Interestingly, Google is testing a new agreement with Spotify, where the latter is allowed to give access to its own in-app payment system on Android, instead of using Google’s Play Store billing system.

The EU wants app developers to get fair access to supplementary functionalities of smartphones, for example the Near Field Communications chip. Also, gatekeepers will have to give sellers access to their marketing or ad performance data on the platform.

The gatekeepers will have to inform the European Commission of their acquisitions and mergers. This is significant because big players tend to buy out some of their upcoming competition. Meta (formerly Facebook) has done this with Instagram and WhatsApp.

The new rules also forbid the gatekeepers from ranking their own products or services higher than others, and from reusing private data collected during a service for the purposes of another service.
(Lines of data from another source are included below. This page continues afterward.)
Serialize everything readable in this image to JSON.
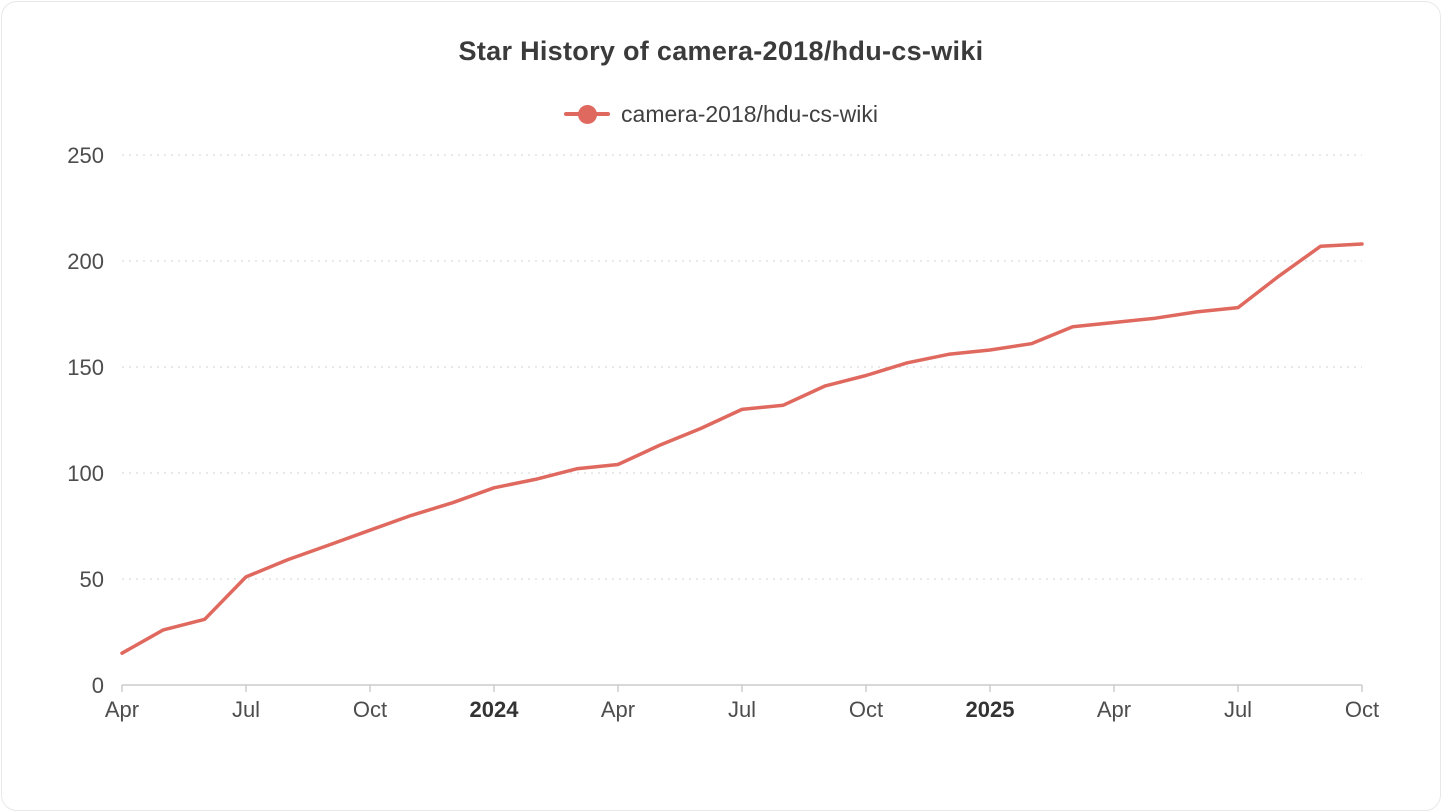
{
  "chart_data": {
    "type": "line",
    "title": "Star History of camera-2018/hdu-cs-wiki",
    "legend_position": "top-center",
    "grid": "horizontal-dotted",
    "ylim": [
      0,
      250
    ],
    "y_ticks": [
      0,
      50,
      100,
      150,
      200,
      250
    ],
    "x_months": [
      "2023-04",
      "2023-05",
      "2023-06",
      "2023-07",
      "2023-08",
      "2023-09",
      "2023-10",
      "2023-11",
      "2023-12",
      "2024-01",
      "2024-02",
      "2024-03",
      "2024-04",
      "2024-05",
      "2024-06",
      "2024-07",
      "2024-08",
      "2024-09",
      "2024-10",
      "2024-11",
      "2024-12",
      "2025-01",
      "2025-02",
      "2025-03",
      "2025-04",
      "2025-05",
      "2025-06",
      "2025-07",
      "2025-08",
      "2025-09",
      "2025-10"
    ],
    "x_ticks": [
      {
        "label": "Apr",
        "index": 0,
        "bold": false
      },
      {
        "label": "Jul",
        "index": 3,
        "bold": false
      },
      {
        "label": "Oct",
        "index": 6,
        "bold": false
      },
      {
        "label": "2024",
        "index": 9,
        "bold": true
      },
      {
        "label": "Apr",
        "index": 12,
        "bold": false
      },
      {
        "label": "Jul",
        "index": 15,
        "bold": false
      },
      {
        "label": "Oct",
        "index": 18,
        "bold": false
      },
      {
        "label": "2025",
        "index": 21,
        "bold": true
      },
      {
        "label": "Apr",
        "index": 24,
        "bold": false
      },
      {
        "label": "Jul",
        "index": 27,
        "bold": false
      },
      {
        "label": "Oct",
        "index": 30,
        "bold": false
      }
    ],
    "series": [
      {
        "name": "camera-2018/hdu-cs-wiki",
        "color": "#e0695f",
        "values": [
          15,
          26,
          31,
          51,
          59,
          66,
          73,
          80,
          86,
          93,
          97,
          102,
          104,
          113,
          121,
          130,
          132,
          141,
          146,
          152,
          156,
          158,
          161,
          169,
          171,
          173,
          176,
          178,
          193,
          207,
          208
        ]
      }
    ]
  }
}
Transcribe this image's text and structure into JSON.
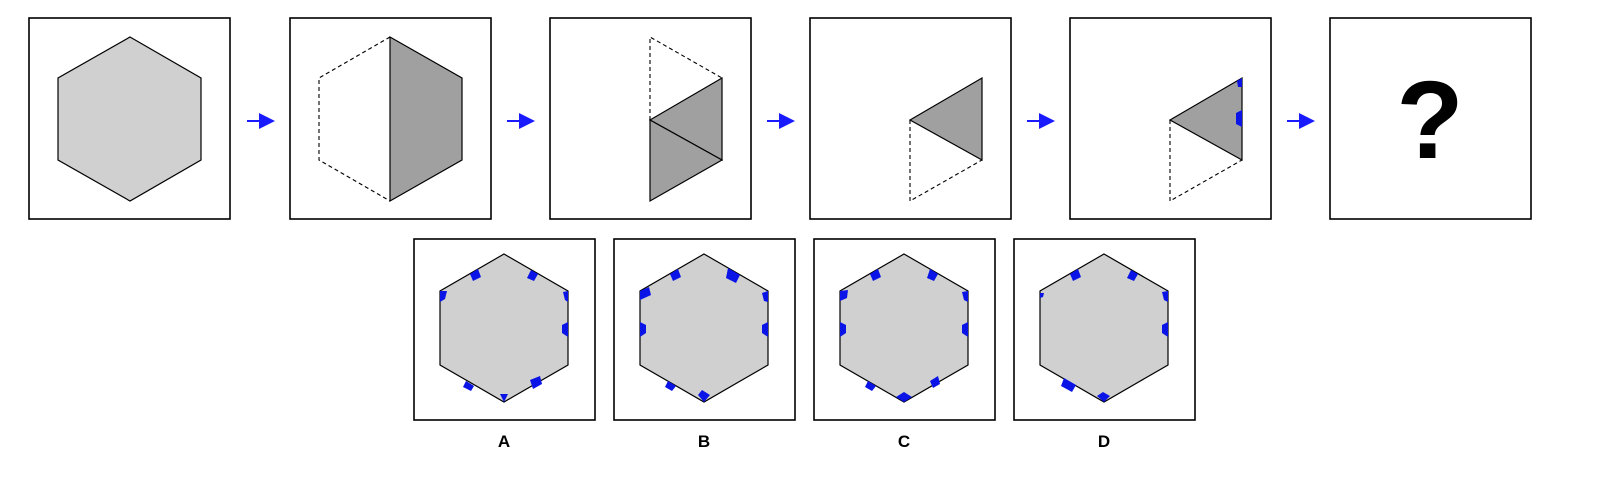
{
  "colors": {
    "light_gray": "#d0d0d0",
    "dark_gray": "#a0a0a0",
    "white": "#ffffff",
    "cut_blue": "#0a14e6",
    "arrow_blue": "#1a1aff",
    "line": "#000000"
  },
  "sequence": [
    {
      "step": 1,
      "shape": "full-hexagon"
    },
    {
      "step": 2,
      "shape": "hexagon-folded-in-half"
    },
    {
      "step": 3,
      "shape": "half-folded-into-triangles"
    },
    {
      "step": 4,
      "shape": "single-triangle"
    },
    {
      "step": 5,
      "shape": "triangle-with-cuts"
    },
    {
      "step": 6,
      "shape": "unknown",
      "text": "?"
    }
  ],
  "arrows": {
    "count": 5,
    "icon": "right-arrow-icon"
  },
  "options": [
    {
      "label": "A"
    },
    {
      "label": "B"
    },
    {
      "label": "C"
    },
    {
      "label": "D"
    }
  ]
}
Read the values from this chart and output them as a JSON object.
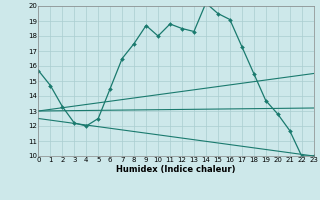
{
  "line1_x": [
    0,
    1,
    2,
    3,
    4,
    5,
    6,
    7,
    8,
    9,
    10,
    11,
    12,
    13,
    14,
    15,
    16,
    17,
    18,
    19,
    20,
    21,
    22,
    23
  ],
  "line1_y": [
    15.7,
    14.7,
    13.3,
    12.2,
    12.0,
    12.5,
    14.5,
    16.5,
    17.5,
    18.7,
    18.0,
    18.8,
    18.5,
    18.3,
    20.2,
    19.5,
    19.1,
    17.3,
    15.5,
    13.7,
    12.8,
    11.7,
    10.0,
    10.0
  ],
  "line2_x": [
    0,
    23
  ],
  "line2_y": [
    13.0,
    15.5
  ],
  "line3_x": [
    0,
    23
  ],
  "line3_y": [
    13.0,
    13.2
  ],
  "line4_x": [
    0,
    23
  ],
  "line4_y": [
    12.5,
    10.0
  ],
  "color": "#1a7a6e",
  "bg_color": "#cde8ea",
  "grid_color": "#aacdd0",
  "xlabel": "Humidex (Indice chaleur)",
  "ylim": [
    10,
    20
  ],
  "xlim": [
    0,
    23
  ],
  "yticks": [
    10,
    11,
    12,
    13,
    14,
    15,
    16,
    17,
    18,
    19,
    20
  ],
  "xticks": [
    0,
    1,
    2,
    3,
    4,
    5,
    6,
    7,
    8,
    9,
    10,
    11,
    12,
    13,
    14,
    15,
    16,
    17,
    18,
    19,
    20,
    21,
    22,
    23
  ]
}
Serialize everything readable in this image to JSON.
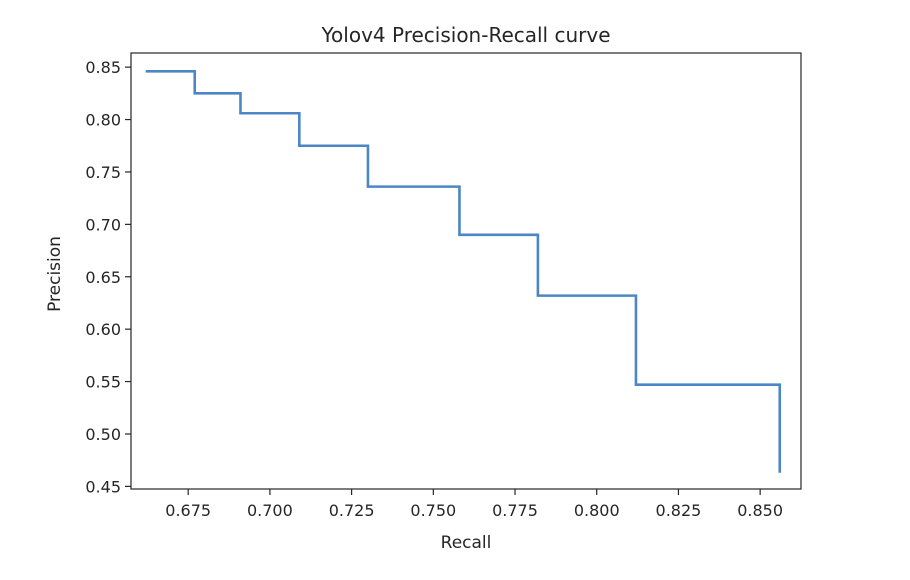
{
  "chart_data": {
    "type": "line",
    "step": true,
    "title": "Yolov4 Precision-Recall curve",
    "xlabel": "Recall",
    "ylabel": "Precision",
    "xlim": [
      0.6575,
      0.8625
    ],
    "ylim": [
      0.4475,
      0.8635
    ],
    "grid": false,
    "xticks": [
      0.675,
      0.7,
      0.725,
      0.75,
      0.775,
      0.8,
      0.825,
      0.85
    ],
    "xtick_labels": [
      "0.675",
      "0.700",
      "0.725",
      "0.750",
      "0.775",
      "0.800",
      "0.825",
      "0.850"
    ],
    "yticks": [
      0.45,
      0.5,
      0.55,
      0.6,
      0.65,
      0.7,
      0.75,
      0.8,
      0.85
    ],
    "ytick_labels": [
      "0.45",
      "0.50",
      "0.55",
      "0.60",
      "0.65",
      "0.70",
      "0.75",
      "0.80",
      "0.85"
    ],
    "line_color": "#4c86c4",
    "series": [
      {
        "x": [
          0.662,
          0.677,
          0.677,
          0.691,
          0.691,
          0.709,
          0.709,
          0.73,
          0.73,
          0.758,
          0.758,
          0.782,
          0.782,
          0.812,
          0.812,
          0.856,
          0.856
        ],
        "y": [
          0.846,
          0.846,
          0.825,
          0.825,
          0.806,
          0.806,
          0.775,
          0.775,
          0.736,
          0.736,
          0.69,
          0.69,
          0.632,
          0.632,
          0.547,
          0.547,
          0.463
        ]
      }
    ]
  }
}
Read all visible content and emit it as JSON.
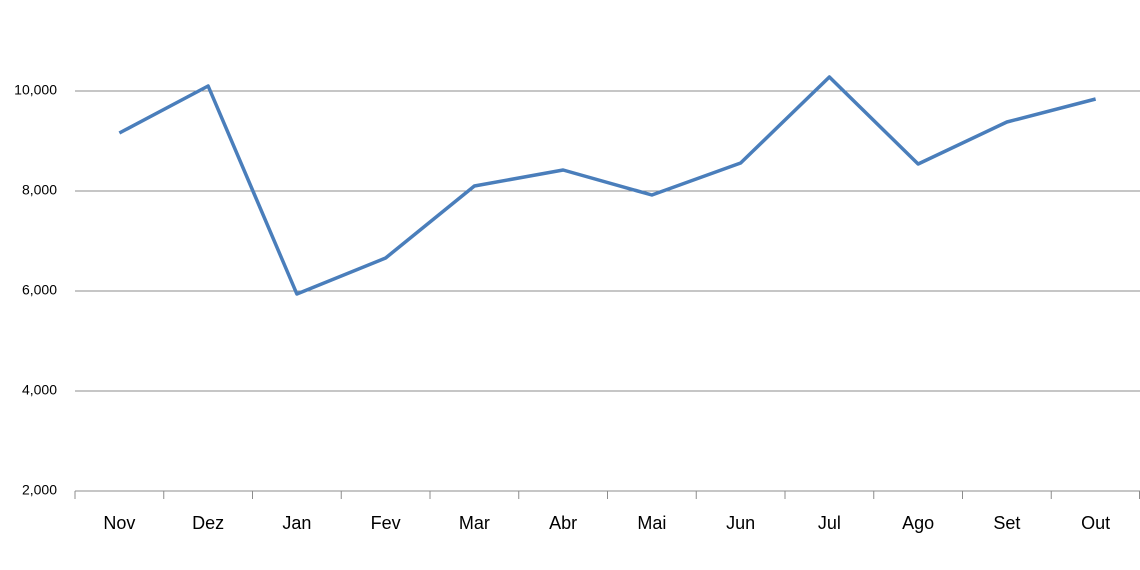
{
  "chart_data": {
    "type": "line",
    "categories": [
      "Nov",
      "Dez",
      "Jan",
      "Fev",
      "Mar",
      "Abr",
      "Mai",
      "Jun",
      "Jul",
      "Ago",
      "Set",
      "Out"
    ],
    "series": [
      {
        "color": "#4a7ebb",
        "values": [
          9160,
          10100,
          5940,
          6660,
          8100,
          8420,
          7920,
          8560,
          10280,
          8540,
          9380,
          9840
        ]
      }
    ],
    "ylim": [
      2000,
      12000
    ],
    "yticks": [
      {
        "value": 2000,
        "label": "2,000"
      },
      {
        "value": 4000,
        "label": "4,000"
      },
      {
        "value": 6000,
        "label": "6,000"
      },
      {
        "value": 8000,
        "label": "8,000"
      },
      {
        "value": 10000,
        "label": "10,000"
      }
    ],
    "grid": true
  }
}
Why do these new rules matter?

The new rules come at a time when big tech is under immense scrutiny and, as before, the EU is taking the first set of steps to “rectify” what it thinks are core problems plaguing the industry. The EU already has one of the most comprehensive user data protection laws under the General Data Protection Regulation (GDPR).

The issue of in-app payments, third-party app stores, fairness in ranking, and pre-loaded apps have been raised across the world. In the US, Epic has sued Apple over in-app payments and won, although Apple has managed to get an injunction on implementing the changes.

In South Korea, a law was passed, which specifically banned Apple and Google from forcing developers to use their own in-app payments system. The US is deliberating on these questions. In India too, app developers have raised the issue of control, in-app payments, and third-party app stores.

Once the EU’s new rules come into effect, they could set an important legal precedent for other countries to follow.